Recently I came across with an option trading strategy named "Vertical Bull and Bear Credit Spreads". The credit spreads would look like this.: I would start with a position in buying and selling the same underline equity options with two different strike prices and same expiration date. By doing this, I created the spread positions. The positions would be either Call or Put but both would be on the same side.  If the price I receive on the sell option is more than the cost that I pay for the buy option, I immediately receive credit in my account. I would profit from this credit if both options expire after the expiration date. This is one of the method I just learned in using options to generate steady income.

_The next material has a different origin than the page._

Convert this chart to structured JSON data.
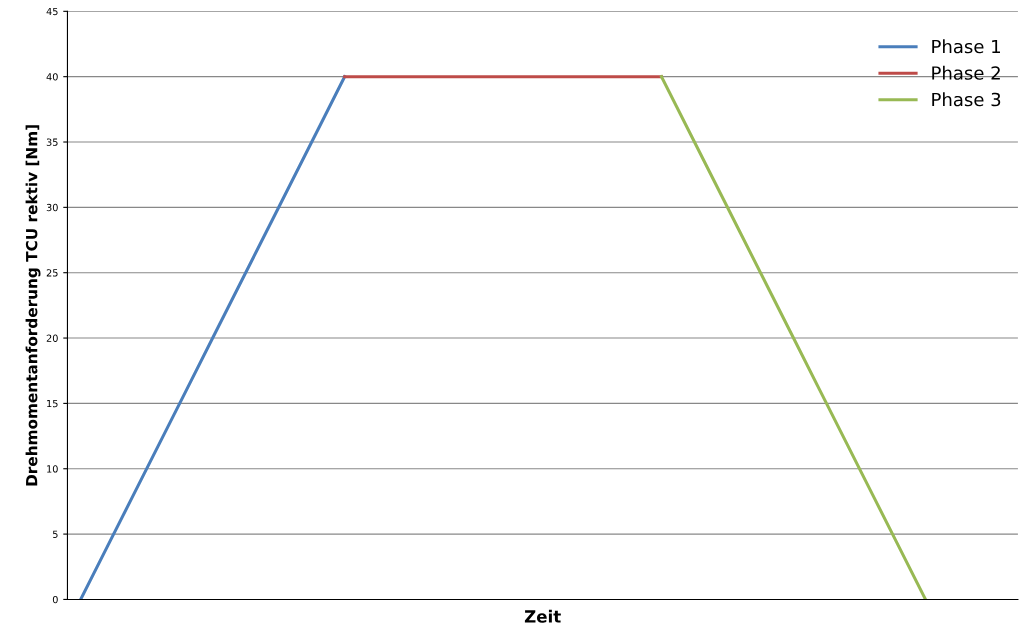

I picked up a few stocks such as AMZN, APPL, IBM and NFLX last Friday and paper traded with the Bull Put Spreads hoping the general markets would go up this week. (Bull Put Spreads: Sell a put with near closing striking price and buy a put with lower striking price and receive credits from the difference in prices from these two options).

Everything was going well towards the market open yesterday. Howerver, the positions I established on 9/9 for NFLX was to Sell 10 Puts NFLX 175 at $.66 expires on 9/16, then I bought 10 Puts NFLX 170 at .45 expires on the same date. The stock was trading at $208.53 at the time and I received a credit of $0.21 which was equivalent of $210 ($0.21 x 1000 shares) before commission. I had about 16% cushion on this (208 - 175)/208 = 16% and I thought I would be fine with 1 week left that it will expire on 9/16 (today). Sure enough NFLX was down about $33 before the market open with "bad bad news" yesterday and continued trading in that range during the day and closed at $169.25. So basically I would lose the $5 delta per share in this spreads position if the closing price of NFLX remained under $170 today. It would translate to a $5000 lost ($5 x 10000) . By trying to make $210 and lose $5000 - $210 = $4790, this is a risky business. Well, fortunately this was still a paper trade and I will continue to study more in this area.